その後屋敷の使用人が急遽整えた客間に案内してくれたのはナタリーだった。
「その……ご令嬢はにゃ、こんな変な男が三か月も滞在してもよろしいのかにゃ」
彼女は笑って言った。
「構いませんよ。私もあなたの剣の腕を見てみたいし。それにね、私も令嬢らしからぬ言葉使いでしょう?」
確かに男勝りの口調だが彼女の凛とした雰囲気には合っていた。
オーウェンは黙って首を振る。
「ホールディス殿、これから三か月一緒に暮らすのです。私のことはナタリーとお呼びください。呼び捨てで結構ですよ。領兵団の皆もそうですから」
「では俺のこともオーウェンと呼んで欲しいにゃ、にゃたりー」
「にゃたりー……」
オーウェンが言った言葉をナタリーが繰り返す。オーウェンは必死で言いなおそうとした。

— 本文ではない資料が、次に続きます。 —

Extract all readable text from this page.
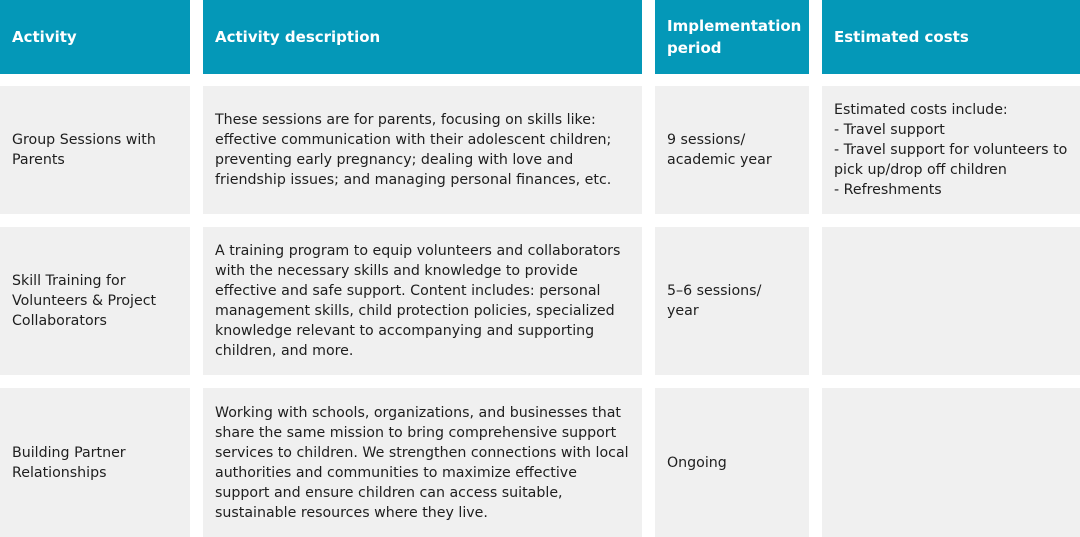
Activity	Activity description
Implementation period
Estimated costs
Group Sessions with Parents
These sessions are for parents, focusing on skills like: effective communication with their adolescent children; preventing early pregnancy; dealing with love and friendship issues; and managing personal finances, etc.
9 sessions/ academic year
Estimated costs include:
- Travel support
- Travel support for volunteers to pick up/drop off children
- Refreshments
Skill Training for Volunteers & Project Collaborators
A training program to equip volunteers and collaborators with the necessary skills and knowledge to provide effective and safe support. Content includes: personal management skills, child protection policies, specialized knowledge relevant to accompanying and supporting children, and more.
5–6 sessions/ year
Building Partner Relationships
Working with schools, organizations, and businesses that share the same mission to bring comprehensive support services to children. We strengthen connections with local authorities and communities to maximize effective support and ensure children can access suitable, sustainable resources where they live.
Ongoing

呪いのせいであることはわかっているがせめて人の名前くらいは間違えずに呼びたい。
「ち、違うんにゃ、にゃたりー、いや、にゃたりー、これは、にゃたりー」
とうとうナタリーは笑い出した。
「いいわ!気に入ったわ!にゃたりーでいいわよオーニャン」
今度はオーウェンが憮然とした表情をする。
背も高く体格が良く強面のオーウェンはそんな表情をすると決まって王都ではご令嬢に怖がられたものだった。
「よろしくねオーニャン」
彼女は笑いながら手を差し出した。
それをがっちりと握ってオーウェンは苦笑した。
「よろしくにゃ、にゃたりー」
三か月だけオーニャンとして以前の俺を知らない人たちの中で生きるのもいいかもしれないと思ったオーウェンだった。